Owning a dog is a major responsibility. In addition to buying material things such as food, medicine and toys, dogs need other plans in place to protect their well-being. This is where dog liability insurance comes in. Known mostly for protecting owners against legal repercussions that could happen after a dog attack, dog liability insurance protects you from financial responsibility if your dog injures a person, another dog, or causes property damage. While it may seem like an added cost to an already pricey playmate, having dog liability insurance can save you from future financial hardship.
What Does Dog Liability Insurance Cover?
Dog liability insurance helps to pay for any property damage or medical bills that result from a dog’s action. For example, this can include medical costs related to a fall caused by a loose dog that resulted in a broken arm. According to a Richmond personal injury attorney, “Accidents that lead to broken bones can occur out of the blue and almost always have an impact on [their] health for years to come.” In addition to medical costs, liability insurance can also cover damages done to another person’s property such as a destroyed fence.
Why Would I Be Denied Dog Liability Insurance?
While denial for dog liability coverage is rare, it can happen.

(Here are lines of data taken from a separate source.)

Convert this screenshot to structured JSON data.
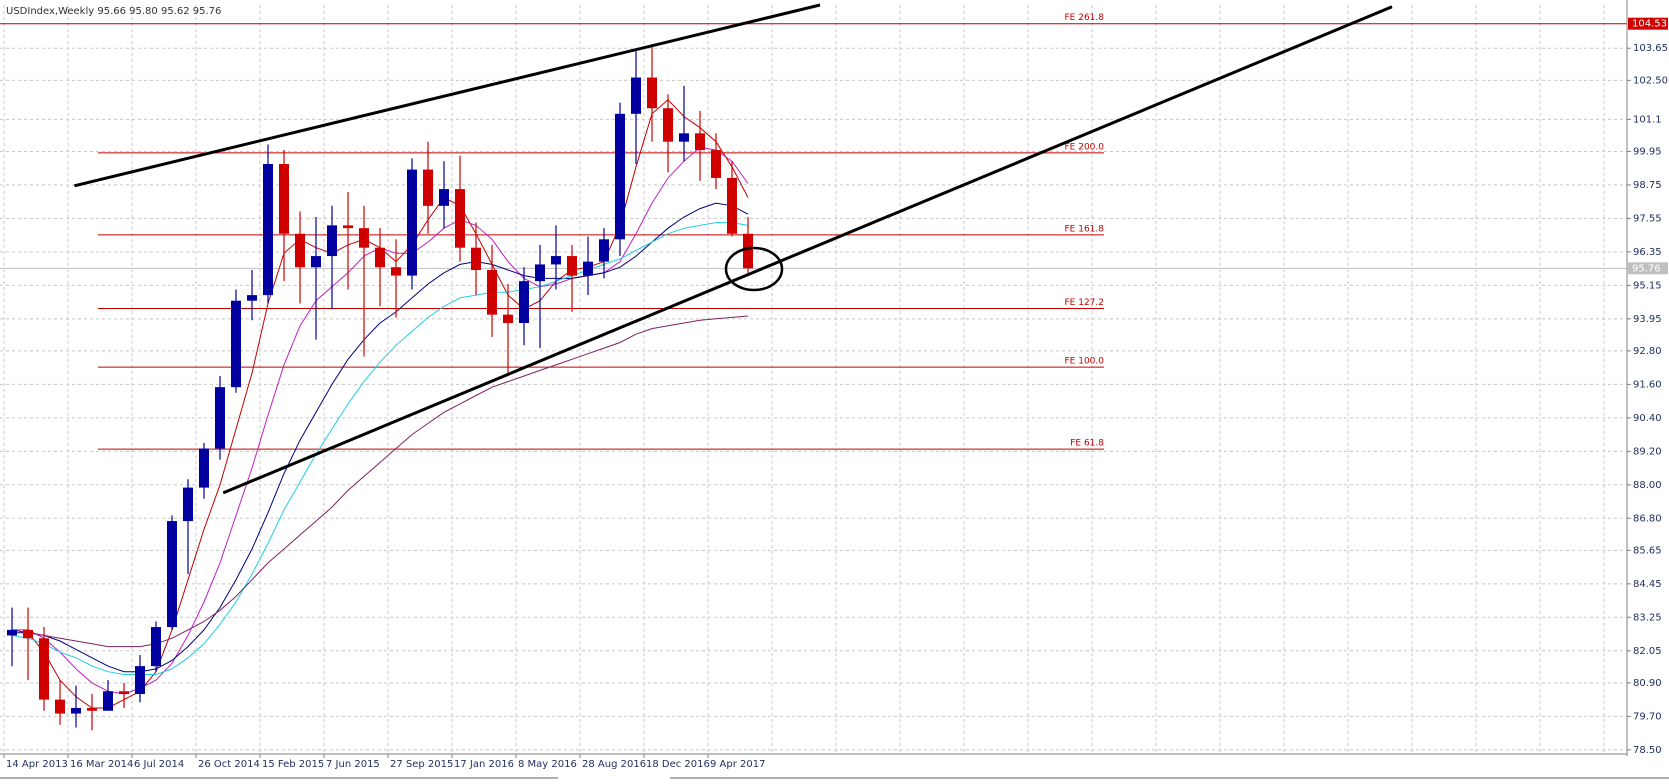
{
  "chart_data": {
    "type": "candlestick",
    "title": "USDIndex,Weekly  95.66 95.80 95.62 95.76",
    "categories": [
      "14 Apr 2013",
      null,
      null,
      null,
      "16 Mar 2014",
      null,
      null,
      null,
      "6 Jul 2014",
      null,
      null,
      null,
      "26 Oct 2014",
      null,
      null,
      null,
      "15 Feb 2015",
      null,
      null,
      null,
      "7 Jun 2015",
      null,
      null,
      null,
      "27 Sep 2015",
      null,
      null,
      null,
      "17 Jan 2016",
      null,
      null,
      null,
      "8 May 2016",
      null,
      null,
      null,
      "28 Aug 2016",
      null,
      null,
      null,
      "18 Dec 2016",
      null,
      null,
      null,
      "9 Apr 2017",
      null,
      null
    ],
    "open": [
      82.6,
      82.8,
      82.5,
      80.3,
      79.8,
      80.0,
      79.9,
      80.6,
      80.5,
      81.5,
      82.9,
      86.7,
      87.9,
      89.3,
      91.5,
      94.6,
      94.8,
      99.5,
      97.0,
      95.8,
      96.2,
      97.3,
      97.2,
      96.5,
      95.8,
      95.5,
      99.3,
      98.0,
      98.6,
      96.5,
      95.7,
      94.1,
      93.8,
      95.3,
      95.9,
      96.2,
      95.5,
      96.0,
      96.8,
      101.3,
      102.6,
      101.5,
      100.3,
      100.6,
      100.0,
      99.0,
      97.0
    ],
    "high": [
      83.6,
      83.6,
      82.9,
      81.0,
      80.8,
      80.5,
      81.0,
      80.9,
      81.9,
      83.1,
      86.9,
      88.2,
      89.5,
      91.9,
      95.0,
      95.7,
      100.2,
      100.0,
      97.8,
      97.6,
      98.0,
      98.5,
      98.0,
      97.2,
      96.8,
      99.7,
      100.3,
      99.6,
      99.8,
      97.4,
      96.6,
      95.2,
      95.8,
      96.6,
      97.3,
      96.6,
      96.9,
      97.2,
      101.7,
      103.6,
      103.8,
      102.0,
      102.3,
      101.4,
      100.6,
      99.6,
      97.6
    ],
    "low": [
      81.5,
      81.0,
      79.9,
      79.4,
      79.3,
      79.2,
      79.9,
      80.0,
      80.2,
      81.3,
      82.8,
      84.8,
      87.5,
      88.9,
      91.3,
      93.9,
      94.5,
      95.3,
      94.5,
      93.2,
      94.3,
      95.0,
      92.6,
      94.4,
      94.0,
      95.0,
      97.0,
      97.2,
      96.0,
      94.8,
      93.3,
      91.9,
      93.0,
      92.9,
      95.0,
      94.2,
      94.8,
      95.4,
      96.2,
      99.5,
      100.3,
      99.2,
      99.6,
      98.9,
      98.6,
      96.9,
      95.6
    ],
    "close": [
      82.8,
      82.5,
      80.3,
      79.8,
      80.0,
      79.9,
      80.6,
      80.5,
      81.5,
      82.9,
      86.7,
      87.9,
      89.3,
      91.5,
      94.6,
      94.8,
      99.5,
      97.0,
      95.8,
      96.2,
      97.3,
      97.2,
      96.5,
      95.8,
      95.5,
      99.3,
      98.0,
      98.6,
      96.5,
      95.7,
      94.1,
      93.8,
      95.3,
      95.9,
      96.2,
      95.5,
      96.0,
      96.8,
      101.3,
      102.6,
      101.5,
      100.3,
      100.6,
      100.0,
      99.0,
      97.0,
      95.76
    ],
    "up_color": "#0000a0",
    "down_color": "#d00000",
    "lines": [
      {
        "color": "#c00000",
        "values": [
          82.8,
          82.7,
          82.0,
          81.0,
          80.4,
          80.0,
          80.0,
          80.3,
          80.6,
          81.3,
          82.8,
          84.6,
          86.4,
          88.0,
          90.0,
          92.0,
          94.5,
          96.3,
          96.8,
          96.5,
          96.3,
          96.6,
          96.8,
          96.5,
          96.0,
          96.6,
          97.5,
          98.3,
          98.0,
          97.0,
          95.9,
          94.8,
          94.3,
          94.6,
          95.3,
          95.7,
          95.8,
          96.0,
          97.3,
          99.4,
          101.3,
          101.8,
          101.2,
          100.8,
          100.3,
          99.4,
          98.3
        ]
      },
      {
        "color": "#c020c0",
        "values": [
          82.8,
          82.8,
          82.5,
          82.0,
          81.4,
          80.9,
          80.6,
          80.5,
          80.7,
          81.0,
          81.6,
          82.6,
          83.8,
          85.2,
          86.9,
          88.6,
          90.5,
          92.3,
          93.7,
          94.6,
          95.1,
          95.6,
          96.2,
          96.5,
          96.3,
          96.3,
          96.7,
          97.2,
          97.5,
          97.3,
          96.8,
          96.0,
          95.4,
          95.1,
          95.2,
          95.4,
          95.5,
          95.6,
          96.0,
          97.0,
          98.1,
          99.0,
          99.6,
          100.1,
          100.0,
          99.6,
          98.8
        ]
      },
      {
        "color": "#000080",
        "values": [
          82.7,
          82.7,
          82.6,
          82.4,
          82.1,
          81.8,
          81.5,
          81.3,
          81.3,
          81.4,
          81.7,
          82.2,
          82.8,
          83.6,
          84.6,
          85.7,
          87.0,
          88.4,
          89.6,
          90.6,
          91.6,
          92.5,
          93.2,
          93.8,
          94.2,
          94.7,
          95.2,
          95.6,
          95.9,
          96.0,
          95.9,
          95.7,
          95.5,
          95.4,
          95.4,
          95.4,
          95.5,
          95.6,
          95.8,
          96.2,
          96.7,
          97.2,
          97.6,
          97.9,
          98.1,
          98.0,
          97.7
        ]
      },
      {
        "color": "#20d0e0",
        "values": [
          82.6,
          82.5,
          82.3,
          82.0,
          81.8,
          81.5,
          81.3,
          81.2,
          81.2,
          81.2,
          81.4,
          81.8,
          82.3,
          83.0,
          83.8,
          84.8,
          85.9,
          87.1,
          88.1,
          89.1,
          90.0,
          90.9,
          91.7,
          92.4,
          93.0,
          93.5,
          94.0,
          94.4,
          94.7,
          94.8,
          94.9,
          94.9,
          95.0,
          95.1,
          95.3,
          95.5,
          95.7,
          95.9,
          96.1,
          96.4,
          96.7,
          97.0,
          97.2,
          97.3,
          97.4,
          97.4,
          97.3
        ]
      },
      {
        "color": "#802060",
        "values": [
          82.8,
          82.7,
          82.6,
          82.5,
          82.4,
          82.3,
          82.2,
          82.2,
          82.2,
          82.3,
          82.5,
          82.8,
          83.1,
          83.5,
          84.0,
          84.6,
          85.2,
          85.7,
          86.2,
          86.7,
          87.2,
          87.8,
          88.3,
          88.8,
          89.3,
          89.8,
          90.2,
          90.6,
          90.9,
          91.2,
          91.5,
          91.7,
          91.9,
          92.1,
          92.3,
          92.5,
          92.7,
          92.9,
          93.1,
          93.4,
          93.6,
          93.7,
          93.8,
          93.9,
          93.95,
          94.0,
          94.05
        ]
      }
    ],
    "levels": [
      {
        "label": "FE 261.8",
        "value": 104.53
      },
      {
        "label": "FE 200.0",
        "value": 99.9
      },
      {
        "label": "FE 161.8",
        "value": 96.96
      },
      {
        "label": "FE 127.2",
        "value": 94.32
      },
      {
        "label": "FE 100.0",
        "value": 92.22
      },
      {
        "label": "FE 61.8",
        "value": 89.28
      }
    ],
    "level_color": "#c00000",
    "trendlines": [
      {
        "x": [
          3.9,
          50.5
        ],
        "y": [
          98.72,
          105.2
        ]
      },
      {
        "x": [
          13.2,
          86.25
        ],
        "y": [
          87.71,
          105.14
        ]
      }
    ],
    "highlight_price": 104.53,
    "current_price": 95.76,
    "ylim": [
      78.35,
      105.2
    ],
    "yticks": [
      103.65,
      {
        "value": 102.5,
        "label": "102.50"
      },
      101.1,
      99.95,
      98.75,
      97.55,
      96.35,
      95.15,
      93.95,
      {
        "value": 92.8,
        "label": "92.80"
      },
      {
        "value": 91.6,
        "label": "91.60"
      },
      {
        "value": 90.4,
        "label": "90.40"
      },
      {
        "value": 89.2,
        "label": "89.20"
      },
      {
        "value": 88,
        "label": "88.00"
      },
      {
        "value": 86.8,
        "label": "86.80"
      },
      85.65,
      84.45,
      83.25,
      82.05,
      {
        "value": 80.9,
        "label": "80.90"
      },
      {
        "value": 79.7,
        "label": "79.70"
      },
      {
        "value": 78.5,
        "label": "78.50"
      }
    ],
    "grid": true
  }
}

The most common reasons include the breed of the dog and the dog’s history of aggressive behavior and attacks. After an attack, the future insurance premium can increase and the insurance company can refuse to renew the policy. As for breeds, some animals are known to be more aggressive than others and are more likely to engage in dangerous behavior.
Which Dogs do Insurance Companies Consider Dangerous?
Even if a dog has been with an owner since it was a puppy and has never displayed aggressive behavior, there are certain breeds that are considered dangerous. In addition to being denied liability insurance, a dog can also be banned from attending certain dog camps or schools, as well as being denied residency in certain apartment communities or areas.
The 10 dog breeds that are commonly blacklisted include:
- Staffordshire Terriers
- Pittbull Terriers
- German Shepherds
- Presa Canarios
- Doberman Pinschers
- Cane Corsos
- Alaskan Malamutes
Caring for a dog is much more than just playing fetch or taking it for walks. It’s important to take the necessary precautions to protect both yourself and your dog from the outside world. If you’re considering adopting a furry friend to add to your family, be sure to do some research about dog liability insurance before you bring the dog home.